During his time in Leeds – Priestley lived there from 1767 to 1773 – he was minister of a Presbyterian congregation at Mill Hill Chapel (turning the congregation Unitarian in the process) and helped to found The Leeds Library in Commercial Street. It was a prolific period for the Yorkshire polymath and it was while he lived here, with his family and wife Mary, that he undertook his work on gases. He also published a landmark political book on civil liberties, ‘An Essay on the First Principles of Government’, which influenced the utilitarian philosophy of Jeremy Bentham, as well as a much-respected and substantial volume, The History and Present State of Electricity. This expanded on work previously undertaken on the conductivity of carbon that produced the forerunner to Coulomb’s inverse-square law, which had earned him a fellowship of the Royal Society in 1766. He even came up with an illustrated version for lay readers, for which he taught himself to draw. In the process he invented the rubber from India gum for erasing pencil marks – a prosaic but practical solution that generations of school children since have been thankful for.

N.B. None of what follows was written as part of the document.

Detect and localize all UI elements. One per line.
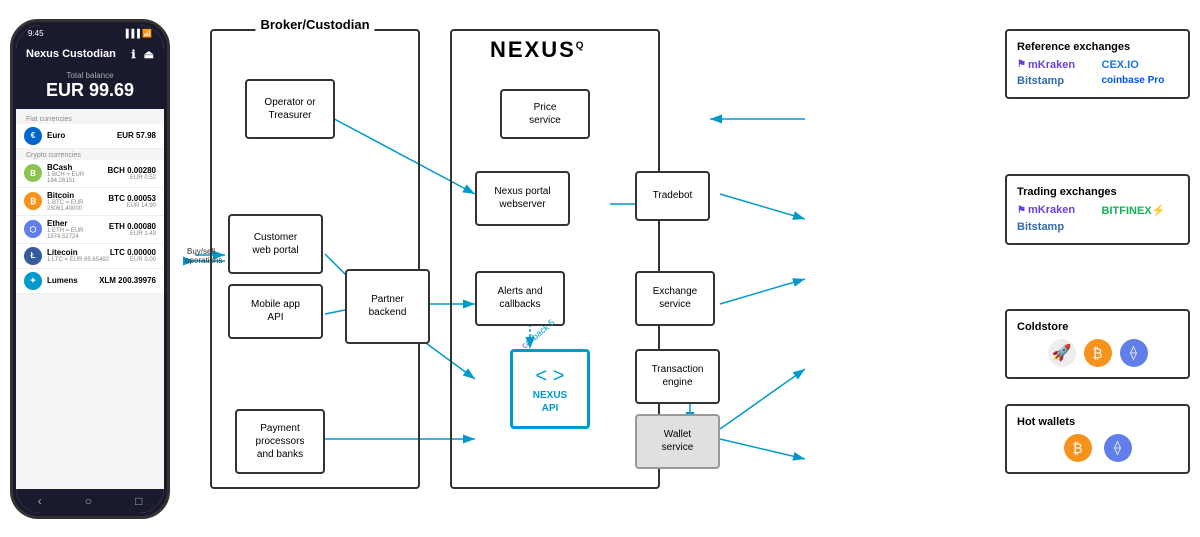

Priestley and his family moved to Birmingham in 1780, where the dissenting nature of his writing on theology and government saw him gain increasing notoriety as an anti-establishment figure. He was regarded as an atheist because he rejected the virgin birth, his support for the French Revolution was reviled and his views on public accountability of the monarchy upset King George III. In 1791 an angry mob burned down his house and laboratory and the Priestleys were forced to flee to London. Life in England became increasingly difficult for him and Priestley ended his years in the United States of America, having moved to Pennsylvania to continue his scientific work. He died in 1804, just as the Steam Age was transforming the way people lived and worked, founding an economy and a society driven by coal.

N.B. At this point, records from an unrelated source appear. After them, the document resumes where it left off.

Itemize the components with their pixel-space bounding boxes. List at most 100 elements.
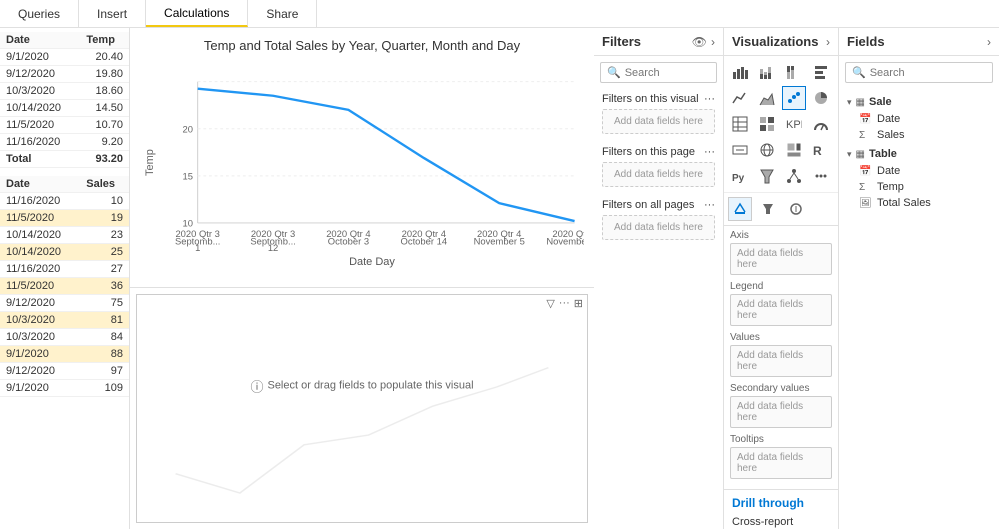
viz-card-icon[interactable] [728, 138, 752, 162]
fields-search-input[interactable] [870, 67, 977, 79]
svg-text:10: 10 [183, 218, 193, 229]
filter-section-all-title: Filters on all pages ··· [602, 199, 715, 211]
viz-gauge-icon[interactable] [809, 112, 833, 136]
table2-date-cell: 10/3/2020 [0, 329, 80, 346]
filters-search-input[interactable] [625, 67, 707, 79]
fields-panel: Fields › 🔍 ▾ ▦ Sale 📅 Date Σ Sales ▾ ▦ T… [839, 28, 999, 529]
filters-chevron-icon[interactable]: › [711, 35, 715, 49]
field-type-icon: 🖼 [859, 198, 873, 209]
viz-properties: Axis Add data fields here Legend Add dat… [724, 225, 838, 489]
viz-map-icon[interactable] [755, 138, 779, 162]
filter-section-page-title: Filters on this page ··· [602, 146, 715, 158]
field-item[interactable]: Σ Temp [839, 179, 999, 195]
viz-horiz-bar-icon[interactable] [809, 60, 833, 84]
table2-date-cell: 10/3/2020 [0, 312, 80, 329]
field-item-label: Date [877, 165, 900, 177]
table2-sales-cell: 10 [80, 193, 129, 210]
fields-title: Fields [847, 34, 885, 49]
viz-header: Visualizations › [724, 28, 838, 56]
viz-bar-chart-icon[interactable] [728, 60, 752, 84]
filters-eye-icon[interactable]: 👁 [692, 35, 707, 49]
second-visual[interactable]: ▽ ··· ⊞ ⓘ Select or drag fields to popul… [136, 294, 588, 523]
prop-legend-label: Legend [730, 281, 832, 292]
viz-treemap-icon[interactable] [782, 138, 806, 162]
field-item[interactable]: 📅 Date [839, 111, 999, 127]
table2-date-header: Date [0, 176, 80, 193]
viz-py-icon[interactable]: Py [728, 164, 752, 188]
field-item[interactable]: 📅 Date [839, 163, 999, 179]
table2-date-cell: 9/12/2020 [0, 363, 80, 380]
svg-text:Py: Py [732, 173, 745, 184]
viz-scatter-icon[interactable] [782, 86, 806, 110]
viz-chevron-icon[interactable]: › [826, 35, 830, 49]
expand-icon[interactable]: ⊞ [574, 297, 583, 310]
viz-ellipsis-icon[interactable] [809, 164, 833, 188]
table2-date-cell: 11/5/2020 [0, 278, 80, 295]
filter-drop-zone-all[interactable]: Add data fields here [602, 215, 715, 240]
table-row: 11/16/202027 [0, 261, 129, 278]
ellipsis-icon[interactable]: ··· [559, 297, 570, 310]
viz-stacked-bar-icon[interactable] [755, 60, 779, 84]
axis-analytics-icon[interactable] [784, 197, 808, 221]
fields-search-icon: 🔍 [852, 66, 866, 79]
field-item-label: Total Sales [877, 197, 931, 209]
field-group-header[interactable]: ▾ ▦ Table [839, 145, 999, 163]
table1-temp-cell: 18.60 [80, 83, 129, 100]
table2-date-cell: 10/14/2020 [0, 227, 80, 244]
chart-title: Temp and Total Sales by Year, Quarter, M… [140, 38, 584, 53]
viz-line-icon[interactable] [728, 86, 752, 110]
prop-legend-drop[interactable]: Add data fields here [730, 294, 832, 326]
viz-decomp-icon[interactable] [782, 164, 806, 188]
field-group-header[interactable]: ▾ ▦ Sale [839, 93, 999, 111]
prop-values-drop[interactable]: Add data fields here [730, 345, 832, 377]
filter-drop-zone-page[interactable]: Add data fields here [602, 162, 715, 187]
field-group: ▾ ▦ Sale 📅 Date Σ Sales [839, 93, 999, 143]
viz-r-icon[interactable]: R [809, 138, 833, 162]
tab-queries[interactable]: Queries [0, 0, 79, 27]
prop-axis-drop[interactable]: Add data fields here [730, 243, 832, 275]
prop-secondary-drop[interactable]: Add data fields here [730, 396, 832, 428]
field-item[interactable]: Σ Sales [839, 127, 999, 143]
tab-share[interactable]: Share [248, 0, 317, 27]
fields-search-box[interactable]: 🔍 [845, 62, 993, 83]
field-type-icon: 📅 [859, 166, 873, 177]
filter-section-page: Filters on this page ··· Add data fields… [594, 142, 723, 195]
chart-svg-wrap: 10 15 20 2020 Qtr 3 Septomb... 1 2020 Qt… [160, 57, 584, 268]
chart-line [198, 89, 575, 221]
viz-matrix-icon[interactable] [755, 112, 779, 136]
filters-header: Filters 👁 › [594, 28, 723, 56]
table1-date-cell: 9/1/2020 [0, 49, 80, 66]
filter-more-icon[interactable]: ··· [704, 93, 715, 105]
viz-table-icon[interactable] [728, 112, 752, 136]
fields-chevron-icon[interactable]: › [987, 35, 991, 49]
chart-container: Temp 10 15 20 [140, 57, 584, 268]
table1-date-header: Date [0, 32, 80, 49]
viz-100-bar-icon[interactable] [782, 60, 806, 84]
table1-date-cell: 10/3/2020 [0, 83, 80, 100]
prop-tooltips: Tooltips Add data fields here [730, 434, 832, 479]
filters-search-box[interactable]: 🔍 [600, 62, 717, 83]
left-panel: Date Temp 9/1/202020.409/12/202019.8010/… [0, 28, 130, 529]
filter-all-more-icon[interactable]: ··· [704, 199, 715, 211]
tab-insert[interactable]: Insert [79, 0, 146, 27]
x-axis-label: Date Day [160, 256, 584, 268]
viz-kpi-icon[interactable]: KPI [782, 112, 806, 136]
table-row: 11/5/202036 [0, 278, 129, 295]
viz-area-icon[interactable] [755, 86, 779, 110]
filters-panel: Filters 👁 › 🔍 Filters on this visual ···… [594, 28, 724, 529]
table-row: 9/1/202020.40 [0, 49, 129, 66]
chart-area: Temp and Total Sales by Year, Quarter, M… [130, 28, 594, 288]
filter-drop-zone-visual[interactable]: Add data fields here [602, 109, 715, 134]
chevron-down-icon: ▾ [847, 149, 852, 160]
filter-page-more-icon[interactable]: ··· [704, 146, 715, 158]
tab-calculations[interactable]: Calculations [146, 0, 248, 27]
field-item[interactable]: 🖼 Total Sales [839, 195, 999, 211]
axis-filter-icon[interactable] [756, 197, 780, 221]
field-type-icon: 📅 [859, 114, 873, 125]
prop-tooltips-drop[interactable]: Add data fields here [730, 447, 832, 479]
filter-icon[interactable]: ▽ [546, 297, 554, 310]
axis-paint-icon[interactable] [728, 197, 752, 221]
viz-funnel-icon[interactable] [755, 164, 779, 188]
table1: Date Temp 9/1/202020.409/12/202019.8010/… [0, 32, 129, 168]
viz-pie-icon[interactable] [809, 86, 833, 110]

The carbon dioxide released into the atmosphere by the burning of fossil fuels that began at scale in Priestley’s lifetime with the industrial revolution poses the biggest challenge facing the world today. Understanding the impacts of increasing levels of carbon dioxide is a key part of the work of the Priestley International Centre for Climate, which is committed to producing robust research to underpin policy solutions to the global challenge of climate change. An interdisciplinary approach that makes connections across disciplines is essential to that. We take Joseph Priestley, a local man, brilliant chemist and one of the eighteenth century’s most inventive minds, for our namesake and our inspiration.